Sunday, December 31, 2006

30Dec06 Waipiro, Ruatoria, Tiki Tiki & Rangitukia

Travelling North after Tokomaru Bay passing through Waipiro Bay we came across the Waipiri Trading Company Est 1886. All through this area derelict buildings evidence a once thriving business past. Travelling on we made a small detour to the town of Ruatoria and enjoyed a coffee at a cafe that displayed all sorts of local arts. A far cry from the Ruatoria of old one might say.Not much further was the township of Tiki Tiki and the Tiki Tiki Church.
This church really has to be seen to be appreciated. It sits high on a knoll overlooking Tiki Tiki looking towards the East. When you first walk up the path towards the Church you are immediately impressed by the grounds and the exterior of the Church. On entering the Church being impressed soon changes to being somewhat awed by this beautifully restored building. It's not only a matter of restoration it's a matter of history, people and the detail that exists.
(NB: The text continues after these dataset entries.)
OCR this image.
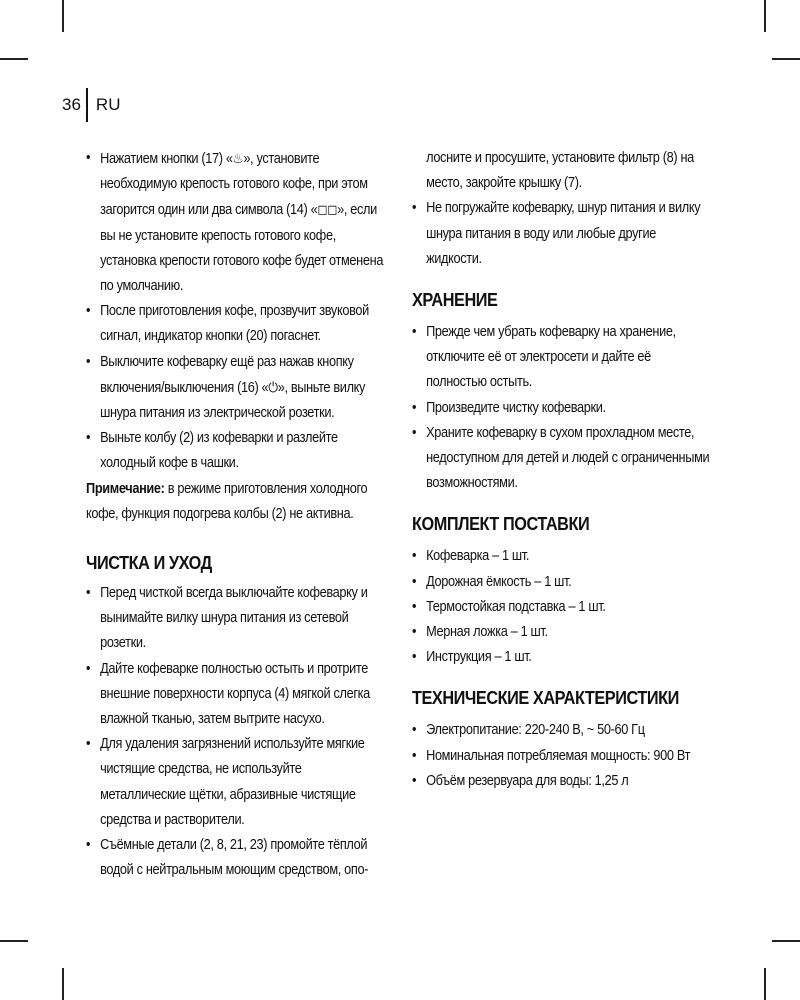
36 RU
• Нажатием кнопки (17) «♨», установите необходимую крепость готового кофе, при этом загорится один или два символа (14) «◻◻», если вы не установите крепость готового кофе, установка крепости готового кофе будет отменена по умолчанию.
• После приготовления кофе, прозвучит звуковой сигнал, индикатор кнопки (20) погаснет.
• Выключите кофеварку ещё раз нажав кнопку включения/выключения (16) «⏻», выньте вилку шнура питания из электрической розетки.
• Выньте колбу (2) из кофеварки и разлейте холодный кофе в чашки.
Примечание: в режиме приготовления холодного кофе, функция подогрева колбы (2) не активна.
ЧИСТКА И УХОД
• Перед чисткой всегда выключайте кофеварку и вынимайте вилку шнура питания из сетевой розетки.
• Дайте кофеварке полностью остыть и протрите внешние поверхности корпуса (4) мягкой слегка влажной тканью, затем вытрите насухо.
• Для удаления загрязнений используйте мягкие чистящие средства, не используйте металлические щётки, абразивные чистящие средства и растворители.
• Съёмные детали (2, 8, 21, 23) промойте тёплой водой с нейтральным моющим средством, опо-
лосните и просушите, установите фильтр (8) на место, закройте крышку (7).
• Не погружайте кофеварку, шнур питания и вилку шнура питания в воду или любые другие жидкости.
ХРАНЕНИЕ
• Прежде чем убрать кофеварку на хранение, отключите её от электросети и дайте её полностью остыть.
• Произведите чистку кофеварки.
• Храните кофеварку в сухом прохладном месте, недоступном для детей и людей с ограниченными возможностями.
КОМПЛЕКТ ПОСТАВКИ
• Кофеварка – 1 шт.
• Дорожная ёмкость – 1 шт.
• Термостойкая подставка – 1 шт.
• Мерная ложка – 1 шт.
• Инструкция – 1 шт.
ТЕХНИЧЕСКИЕ ХАРАКТЕРИСТИКИ
• Электропитание: 220-240 В, ~ 50-60 Гц
• Номинальная потребляемая мощность: 900 Вт
• Объём резервуара для воды: 1,25 л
A trip around East Cape is most certainly not complete without a visit to the Tiki Tiki Church, you will not be disappointed.
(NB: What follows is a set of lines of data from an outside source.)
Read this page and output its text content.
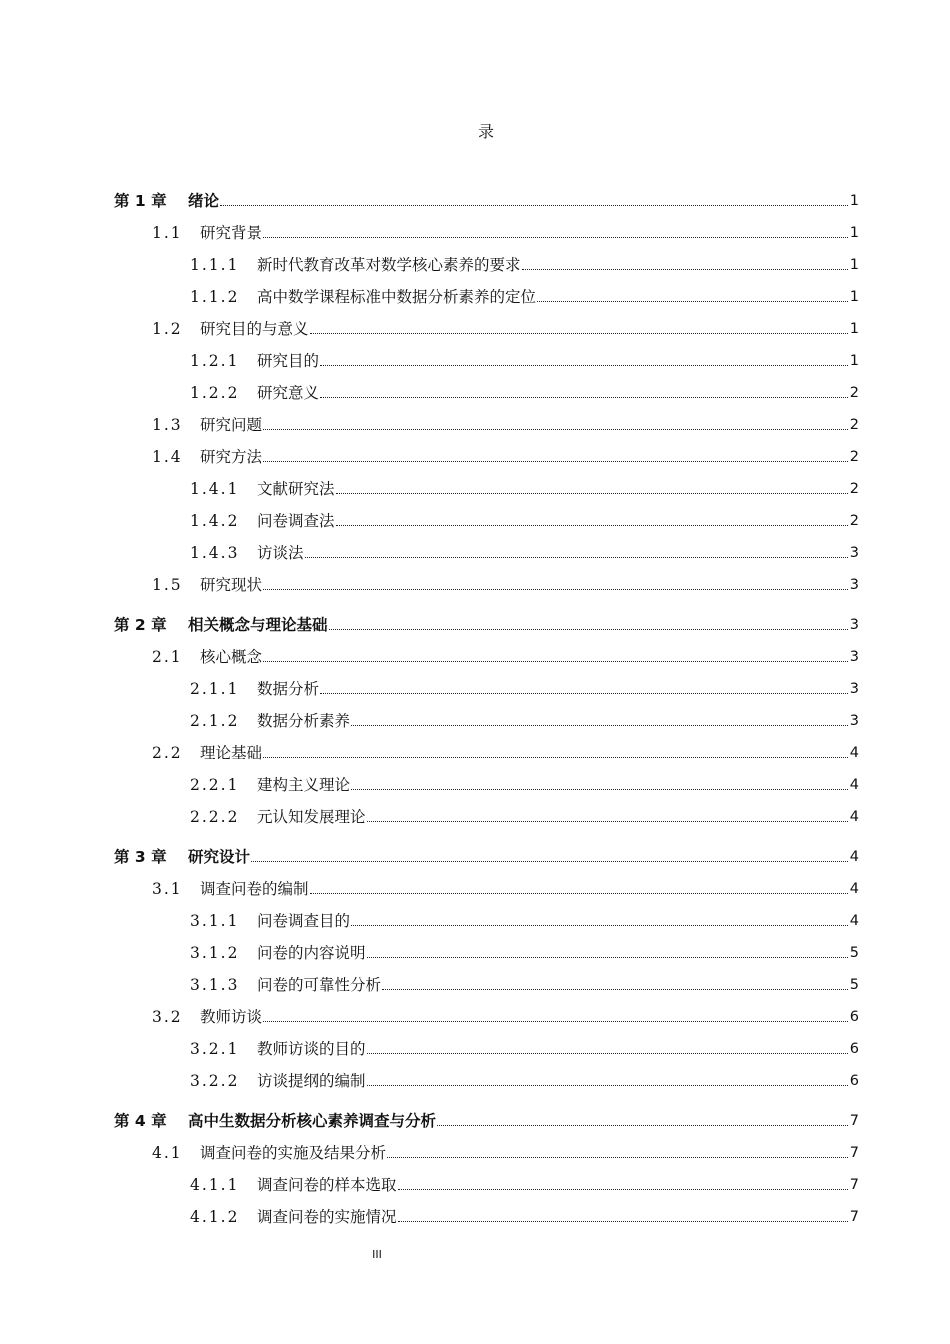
录
第 1 章	绪论	1
1.1	研究背景	1
1.1.1	新时代教育改革对数学核心素养的要求	1
1.1.2	高中数学课程标准中数据分析素养的定位	1
1.2	研究目的与意义	1
1.2.1	研究目的	1
1.2.2	研究意义	2
1.3	研究问题	2
1.4	研究方法	2
1.4.1	文献研究法	2
1.4.2	问卷调查法	2
1.4.3	访谈法	3
1.5	研究现状	3
第 2 章	相关概念与理论基础	3
2.1	核心概念	3
2.1.1	数据分析	3
2.1.2	数据分析素养	3
2.2	理论基础	4
2.2.1	建构主义理论	4
2.2.2	元认知发展理论	4
第 3 章	研究设计	4
3.1	调查问卷的编制	4
3.1.1	问卷调查目的	4
3.1.2	问卷的内容说明	5
3.1.3	问卷的可靠性分析	5
3.2	教师访谈	6
3.2.1	教师访谈的目的	6
3.2.2	访谈提纲的编制	6
第 4 章	高中生数据分析核心素养调查与分析	7
4.1	调查问卷的实施及结果分析	7
4.1.1	调查问卷的样本选取	7
4.1.2	调查问卷的实施情况	7
III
The Tiki Tiki Church sits on a U bend where you may continue North or take a side road out to the beach at Rangitukia. We decided to go out to the beach being reminded on the way that the East Cape is very much horse country.
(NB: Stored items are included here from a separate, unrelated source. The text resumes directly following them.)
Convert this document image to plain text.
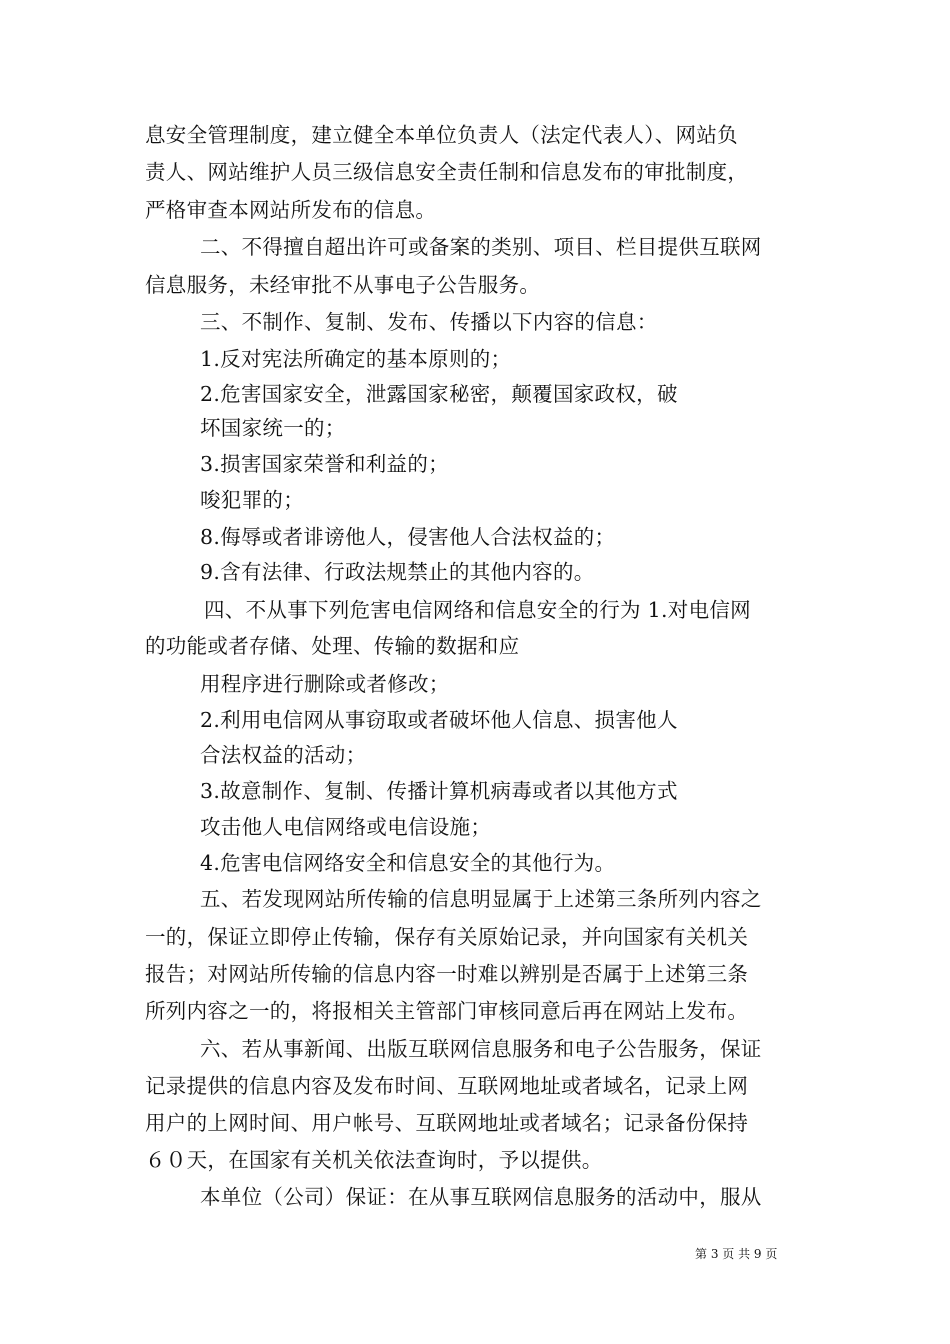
息安全管理制度，建立健全本单位负责人（法定代表人）、网站负
责人、网站维护人员三级信息安全责任制和信息发布的审批制度，
严格审查本网站所发布的信息。
二、不得擅自超出许可或备案的类别、项目、栏目提供互联网
信息服务，未经审批不从事电子公告服务。
三、不制作、复制、发布、传播以下内容的信息：
1.反对宪法所确定的基本原则的；
2.危害国家安全，泄露国家秘密，颠覆国家政权，破
坏国家统一的；
3.损害国家荣誉和利益的；
唆犯罪的；
8.侮辱或者诽谤他人，侵害他人合法权益的；
9.含有法律、行政法规禁止的其他内容的。
四、不从事下列危害电信网络和信息安全的行为 1.对电信网
的功能或者存储、处理、传输的数据和应
用程序进行删除或者修改；
2.利用电信网从事窃取或者破坏他人信息、损害他人
合法权益的活动；
3.故意制作、复制、传播计算机病毒或者以其他方式
攻击他人电信网络或电信设施；
4.危害电信网络安全和信息安全的其他行为。
五、若发现网站所传输的信息明显属于上述第三条所列内容之
一的，保证立即停止传输，保存有关原始记录，并向国家有关机关
报告；对网站所传输的信息内容一时难以辨别是否属于上述第三条
所列内容之一的，将报相关主管部门审核同意后再在网站上发布。
六、若从事新闻、出版互联网信息服务和电子公告服务，保证
记录提供的信息内容及发布时间、互联网地址或者域名，记录上网
用户的上网时间、用户帐号、互联网地址或者域名；记录备份保持
６０天，在国家有关机关依法查询时，予以提供。
本单位（公司）保证：在从事互联网信息服务的活动中，服从
第 3 页 共 9 页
Rangitukia, is the beach out from Tiki Tiki, at the entrance to the Waiapu River (to the South). Looking South towards the Waiapu River headland on the horizon you can see this massive waka sitting on a massive trailer deteriorating in the weather.
With the help of a local iwi member we managed to get permission to cross the paddocks and have a look at this impressive waka. Apparently it was built for the Millenium celebrations and has been left to literally rot here. One of the pictures shows the intricately carved ornate prow lying smashed and uncared for on the ground. It is truely impressive and very large as can be seen by Rae standing on the aircraft wheeled trailer.
The part lying on the ground in the right of the pic is the very large prow that would normally be sitting high and proud on the bow of the waka. Some of it's detail can be seen in a pic two down.
Some of the real size of this waka can be seen in this pic. It is really very very large - what a absolute tragic waste.

It's hard to understand that such a magnificent vessel that took so many man hours and giant trees to build and of such cultural value would be left to such a fate.